Bei diversen Themen wie Leinenweberei, Königspudelzucht, Atomphysik oder Klimawandel ginge es mir ähnlich: Bevor ich mich öffentlich dazu äusserte, würde ich versuchen, meinen Wissensradius unter Zuhilfenahme einschlägiger wissenschaftlicher Publikationen zu erweitern.
Das unterscheidet mich – neben hoffentlich noch anderen Eigenschaften – von Marcel Dettling. Wie der zukünftige SVP-Präsident zu Leinenweberei und Königspudelzucht steht, weiss ich nicht. Aber der Klimawandel scheint, so weit ich es beurteilen kann, nicht zu seinen Spezialgebieten zu gehören. Trotzdem spricht er schon lange immer wieder gerne darüber.

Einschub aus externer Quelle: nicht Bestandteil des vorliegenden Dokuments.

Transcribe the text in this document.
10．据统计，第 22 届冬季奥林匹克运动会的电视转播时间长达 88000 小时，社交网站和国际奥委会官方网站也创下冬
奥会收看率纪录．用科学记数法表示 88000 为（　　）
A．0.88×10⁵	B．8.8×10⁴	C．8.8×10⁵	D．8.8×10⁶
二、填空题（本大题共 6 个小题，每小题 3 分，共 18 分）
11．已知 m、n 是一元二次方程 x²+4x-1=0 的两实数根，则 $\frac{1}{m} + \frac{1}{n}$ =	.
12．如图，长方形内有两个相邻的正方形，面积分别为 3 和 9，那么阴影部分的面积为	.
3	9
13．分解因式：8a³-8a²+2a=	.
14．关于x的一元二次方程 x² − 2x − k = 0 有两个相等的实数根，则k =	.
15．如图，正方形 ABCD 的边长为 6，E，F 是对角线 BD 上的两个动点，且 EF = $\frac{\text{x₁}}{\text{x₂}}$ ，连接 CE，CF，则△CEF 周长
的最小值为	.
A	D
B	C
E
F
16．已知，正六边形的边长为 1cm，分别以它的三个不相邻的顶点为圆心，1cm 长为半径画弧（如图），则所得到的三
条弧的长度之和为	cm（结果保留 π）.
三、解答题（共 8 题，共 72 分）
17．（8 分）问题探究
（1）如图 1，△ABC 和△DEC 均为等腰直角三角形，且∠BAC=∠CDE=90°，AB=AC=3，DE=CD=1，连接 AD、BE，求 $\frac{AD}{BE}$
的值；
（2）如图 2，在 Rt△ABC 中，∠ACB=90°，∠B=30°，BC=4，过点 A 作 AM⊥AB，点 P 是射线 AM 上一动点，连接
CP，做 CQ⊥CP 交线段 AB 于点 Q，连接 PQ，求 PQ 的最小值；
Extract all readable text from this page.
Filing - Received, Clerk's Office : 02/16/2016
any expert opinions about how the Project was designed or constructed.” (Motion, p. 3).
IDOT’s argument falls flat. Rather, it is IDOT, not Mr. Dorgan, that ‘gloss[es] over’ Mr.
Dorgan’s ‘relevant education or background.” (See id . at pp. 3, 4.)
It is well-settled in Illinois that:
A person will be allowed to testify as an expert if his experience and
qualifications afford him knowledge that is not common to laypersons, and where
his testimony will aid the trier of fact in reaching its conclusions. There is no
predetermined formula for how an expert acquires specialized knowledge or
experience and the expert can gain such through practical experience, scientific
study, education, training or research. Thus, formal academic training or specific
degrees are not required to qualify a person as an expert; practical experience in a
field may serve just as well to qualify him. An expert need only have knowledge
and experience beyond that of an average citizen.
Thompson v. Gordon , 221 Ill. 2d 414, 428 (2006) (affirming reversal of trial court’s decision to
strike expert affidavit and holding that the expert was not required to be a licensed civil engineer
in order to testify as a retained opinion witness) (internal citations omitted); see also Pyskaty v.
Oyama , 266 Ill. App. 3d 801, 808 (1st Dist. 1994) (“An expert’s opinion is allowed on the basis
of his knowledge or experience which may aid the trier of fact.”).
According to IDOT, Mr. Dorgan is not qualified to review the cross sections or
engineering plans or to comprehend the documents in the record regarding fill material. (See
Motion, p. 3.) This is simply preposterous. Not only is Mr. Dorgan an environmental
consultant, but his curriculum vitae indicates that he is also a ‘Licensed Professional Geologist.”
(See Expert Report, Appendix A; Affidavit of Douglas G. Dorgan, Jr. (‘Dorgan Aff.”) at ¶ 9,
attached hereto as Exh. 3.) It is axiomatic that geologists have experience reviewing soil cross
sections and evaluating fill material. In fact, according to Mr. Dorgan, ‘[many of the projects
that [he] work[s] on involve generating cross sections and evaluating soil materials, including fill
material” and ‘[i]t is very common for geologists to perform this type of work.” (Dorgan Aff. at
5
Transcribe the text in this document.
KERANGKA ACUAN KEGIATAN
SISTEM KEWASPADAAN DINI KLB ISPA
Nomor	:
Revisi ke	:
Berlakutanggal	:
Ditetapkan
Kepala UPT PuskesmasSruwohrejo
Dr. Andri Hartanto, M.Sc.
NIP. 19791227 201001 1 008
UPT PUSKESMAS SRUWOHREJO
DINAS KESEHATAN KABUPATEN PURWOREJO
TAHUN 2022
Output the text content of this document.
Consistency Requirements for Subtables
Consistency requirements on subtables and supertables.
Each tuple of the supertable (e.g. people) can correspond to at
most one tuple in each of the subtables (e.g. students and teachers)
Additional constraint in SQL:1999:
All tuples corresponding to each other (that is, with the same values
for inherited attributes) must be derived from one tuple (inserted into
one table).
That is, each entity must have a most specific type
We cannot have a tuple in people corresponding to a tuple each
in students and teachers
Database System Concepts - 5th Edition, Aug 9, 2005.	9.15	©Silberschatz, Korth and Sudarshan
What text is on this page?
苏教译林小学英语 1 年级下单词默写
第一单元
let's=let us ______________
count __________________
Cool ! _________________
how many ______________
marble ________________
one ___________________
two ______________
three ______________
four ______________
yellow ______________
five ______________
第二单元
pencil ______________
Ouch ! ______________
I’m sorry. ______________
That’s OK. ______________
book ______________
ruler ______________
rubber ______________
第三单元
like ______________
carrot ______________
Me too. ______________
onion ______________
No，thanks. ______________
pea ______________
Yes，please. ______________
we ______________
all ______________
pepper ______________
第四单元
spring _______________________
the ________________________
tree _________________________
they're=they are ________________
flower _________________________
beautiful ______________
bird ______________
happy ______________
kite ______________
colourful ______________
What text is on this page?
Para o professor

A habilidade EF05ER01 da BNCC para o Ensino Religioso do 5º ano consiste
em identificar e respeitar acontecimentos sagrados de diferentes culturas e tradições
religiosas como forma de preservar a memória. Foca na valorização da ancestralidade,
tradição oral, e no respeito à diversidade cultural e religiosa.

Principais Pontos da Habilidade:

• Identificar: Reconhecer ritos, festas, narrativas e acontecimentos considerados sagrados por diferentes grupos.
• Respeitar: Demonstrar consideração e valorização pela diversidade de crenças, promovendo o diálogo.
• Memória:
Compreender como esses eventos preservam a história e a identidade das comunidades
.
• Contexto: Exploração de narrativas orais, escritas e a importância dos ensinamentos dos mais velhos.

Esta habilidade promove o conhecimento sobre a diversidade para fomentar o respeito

«Es ist mir lieber, wenn es wärmer wird als kälter», sagte er letzthin in der «NZZ am Sonntag», denn als Kind sei er vom vielen Weiss um sich herum im Winter fast depressiv geworden. Der Mensch allein sei für den Klimawandel nicht verantwortlich. «Es gibt eine höhere Macht. Massnahmen werden kaum etwas bringen.» Viel wichtiger sei es, dass wir uns anpassten: «Wir können neue, gegen die Dürre resistentere Sorten züchten.»
Nach der Hirse kommen dann die Sukkulenten, stelle ich mir vor. Es gibt köstliche Kaktusgerichte. Vielleicht hält Dettling die Menschen aus noch trockeneren Ländern, die verzweifelt den Weg nach Europa suchen, bloss für schnäderfrässig, weil sie nicht gern Kakteen essen. Aber auch da weiss er Rat: Grenze zu, Flüchtling weg.
Wenn ichs mir recht überlege, würde ich mich auch mit Fragen zur Kälberzucht lieber nicht an Marcel Dettling wenden.